For more details please refer : https://jupysql.ploomber.io/en/latest/compose.html#with-argument
Original error message from DB driver:
(duckdb.CatalogException) Catalog Error: Table with name first_cte does not exist!
Did you mean "pg_type"?
[SQL: WITH second_cte AS (
SELECT
sum(column1),
sum(column2) FILTER (column2 = 2)
FROM first_cte)
SELECT * FROM second_cte]
(Background on this error at: https://sqlalche.me/e/14/f405)
Note that the query fails because the clause FILTER (column2 = 2) makes it difficult for the parser to extract the table name. While this syntax works on some dialects like DuckDB, the more common usage is to specify WHERE clause as well, like FILTER (WHERE column2 = 2).
Now let’s run the same query by specifying --with argument.

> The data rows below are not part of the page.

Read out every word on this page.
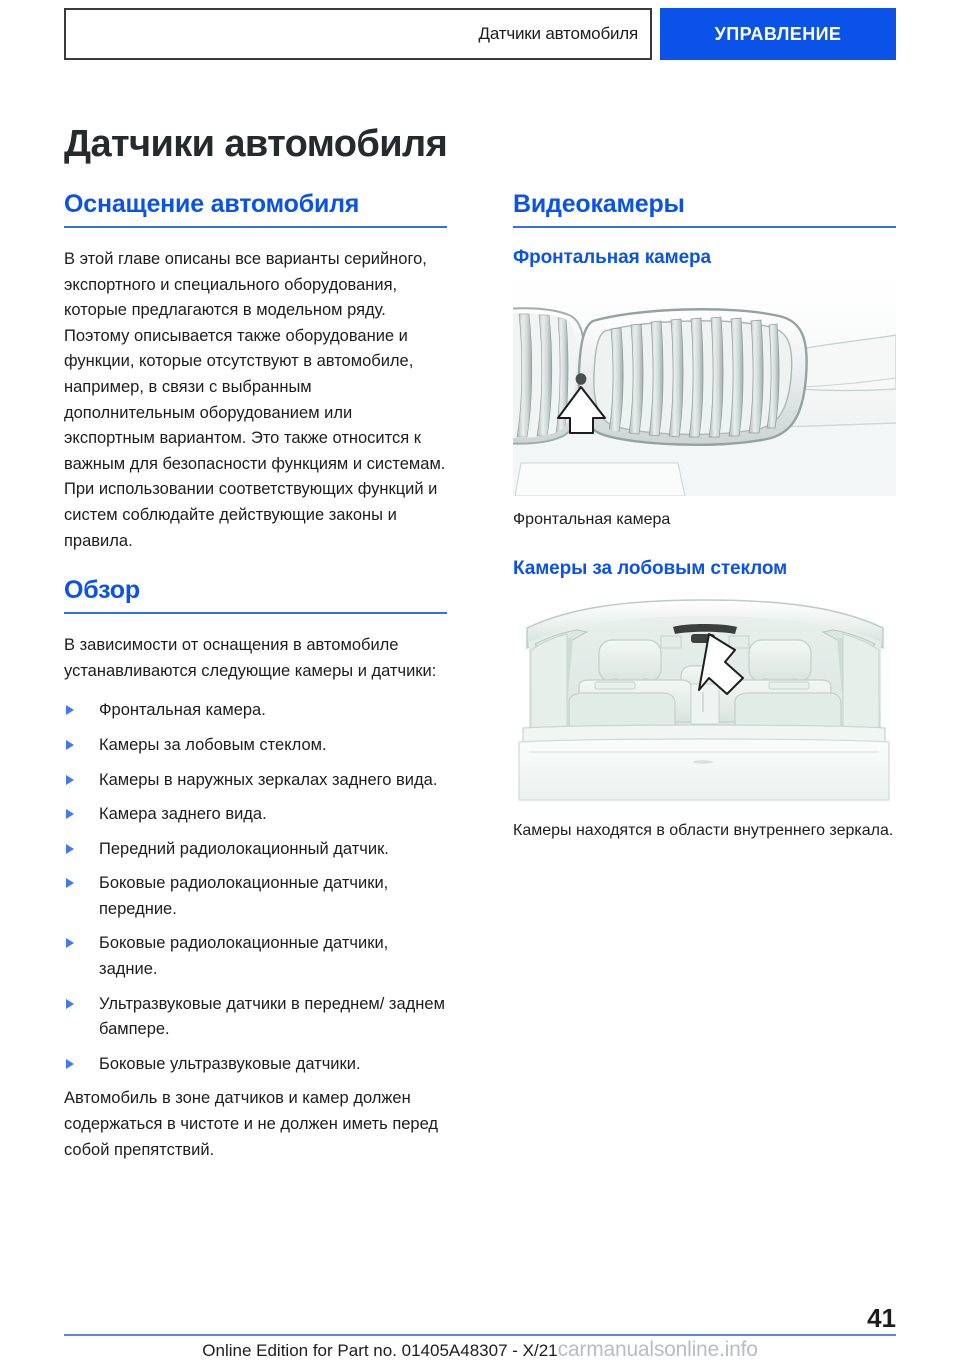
Датчики автомобиля	УПРАВЛЕНИЕ
Датчики автомобиля
Оснащение автомобиля

В этой главе описаны все варианты серийного, экспортного и специального оборудования, которые предлагаются в модельном ряду. Поэтому описывается также оборудование и функции, которые отсутствуют в автомобиле, например, в связи с выбранным дополнительным оборудованием или экспортным вариантом. Это также относится к важным для безопасности функциям и системам. При использовании соответствующих функций и систем соблюдайте действующие законы и правила.

Обзор

В зависимости от оснащения в автомобиле устанавливаются следующие камеры и датчики:

Фронтальная камера.
Камеры за лобовым стеклом.
Камеры в наружных зеркалах заднего вида.
Камера заднего вида.
Передний радиолокационный датчик.
Боковые радиолокационные датчики, передние.
Боковые радиолокационные датчики, задние.
Ультразвуковые датчики в переднем/ заднем бампере.
Боковые ультразвуковые датчики.

Автомобиль в зоне датчиков и камер должен содержаться в чистоте и не должен иметь перед собой препятствий.

Видеокамеры
Фронтальная камера
Фронтальная камера
Камеры за лобовым стеклом
Камеры находятся в области внутреннего зеркала.
41
Online Edition for Part no. 01405A48307 - X/21carmanualsonline.info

%%sql --with first_cte --save second_cte --no-execute
SELECT
sum(column1),
sum(column2) FILTER (column2 = 2)
FROM first_cte
%%sql
SELECT * FROM second_cte
| sum(column1) | sum(column2) FILTER (WHERE (column2 = 2)) |
|---|---|
| 1 | 2 |
ResultSet : to convert to pandas, call .DataFrame() or to polars, call .PolarsDataFrame()Summary#
In the given example, we demonstrated JupySQL’s usage as a tool for managing large SQL queries in Jupyter Notebooks. It effectively broke down a complex query into smaller, organized parts, simplifying the process of analyzing a record store’s sales database. By using JupySQL, users can easily maintain and reuse their queries, enhancing the overall data analysis experience.